I ran across an interesting observation concerning shell shock. Joseph Persico writes, In a curious sociological phenomenon, as the level of responsibility rose, the incidence of shell shock declined. An officer looking after his men,inspecting fortifications, checking on rations, in short, a man whose attentions were directed outward–was less likely to crack than a simple, uneducated solider left alone on sentry duty or crouched in a shell hole for hours, even days, his thoughts fixed obsessively on his fate (Eleventh Month, Eleventh Day, Eleventh Hour: Armistice Day, 1918: World War I And Its Violent Climax, Random House: 2005, p. 155). What a remarkable finding!
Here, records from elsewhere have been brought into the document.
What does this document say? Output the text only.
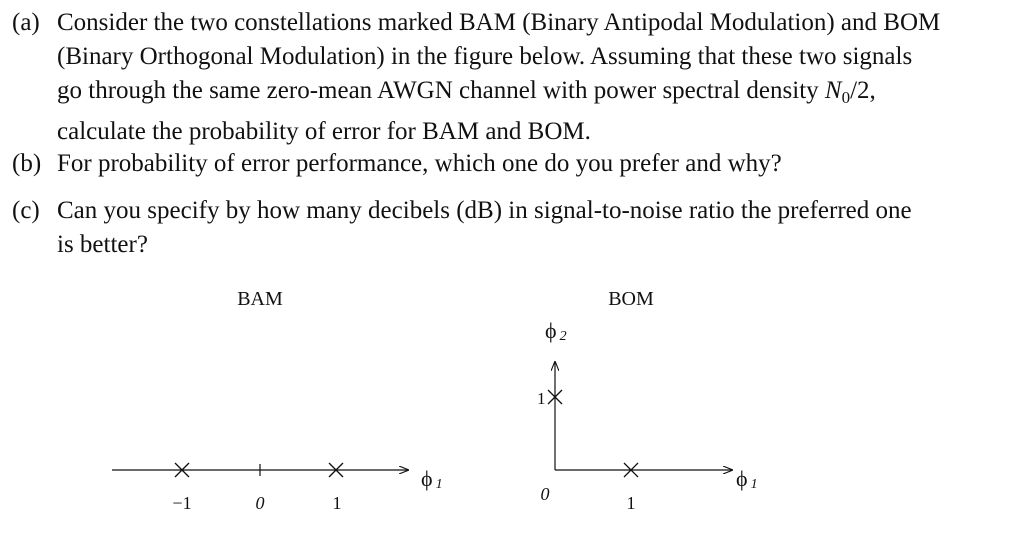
(a) Consider the two constellations marked BAM (Binary Antipodal Modulation) and BOM
(Binary Orthogonal Modulation) in the figure below. Assuming that these two signals
go through the same zero-mean AWGN channel with power spectral density $N_0/2$,
calculate the probability of error for BAM and BOM.
(b) For probability of error performance, which one do you prefer and why?
(c) Can you specify by how many decibels (dB) in signal-to-noise ratio the preferred one
is better?
BAM
ϕ 1
−1	0	1
BOM
1
ϕ 2
ϕ 1
0	1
Under conditions most of us cannot imagine, some men were able to keep themselves sane and collected while those around them fell apart encountering the same conditions. The difference was a matter of focus. I have seen people crumble, their faith destroyed and their lives a mess, when facing the trials of life. Yet, I have seen others face even greater trials, seemingly unbearable crises, who have remained calm, collected, and Christlike through them. The difference usually boils down to something similar to Persico’s findings. Those who continue to keep their focus outward, despite personal duress and difficulty, are able to “keep it together.” Those who merely obsess and focus on themselves are destined to crumble facing the trials of life.
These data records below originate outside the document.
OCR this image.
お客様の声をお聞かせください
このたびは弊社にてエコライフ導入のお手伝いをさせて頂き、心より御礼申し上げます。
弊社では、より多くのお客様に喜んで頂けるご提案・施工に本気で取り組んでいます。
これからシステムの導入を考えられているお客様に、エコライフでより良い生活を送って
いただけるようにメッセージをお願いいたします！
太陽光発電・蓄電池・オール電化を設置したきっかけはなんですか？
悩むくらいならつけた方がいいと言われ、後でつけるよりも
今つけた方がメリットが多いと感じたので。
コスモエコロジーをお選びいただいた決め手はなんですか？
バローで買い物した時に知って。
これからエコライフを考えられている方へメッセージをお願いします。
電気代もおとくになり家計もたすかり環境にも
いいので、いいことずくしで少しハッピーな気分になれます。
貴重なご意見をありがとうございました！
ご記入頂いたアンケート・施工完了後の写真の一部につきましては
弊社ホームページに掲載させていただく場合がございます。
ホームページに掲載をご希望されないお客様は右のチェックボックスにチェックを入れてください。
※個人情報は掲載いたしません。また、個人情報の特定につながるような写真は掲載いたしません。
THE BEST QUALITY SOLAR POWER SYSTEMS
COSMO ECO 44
Paul told the church at Philippi, “Let nothing be done through selfish ambition or conceit, but in lowliness of mind let each esteem others better than himself. Let each of you look out not only for his own interests, but also for the interests of others” (2:3-4). This is wisdom not only for pleasing the Lord, but for living a more fulfilled, serene life. Satan and the world will bombard us in ways that seem relentless and endless. Only when we focus outwardly rather than inwardly will we be able to survive!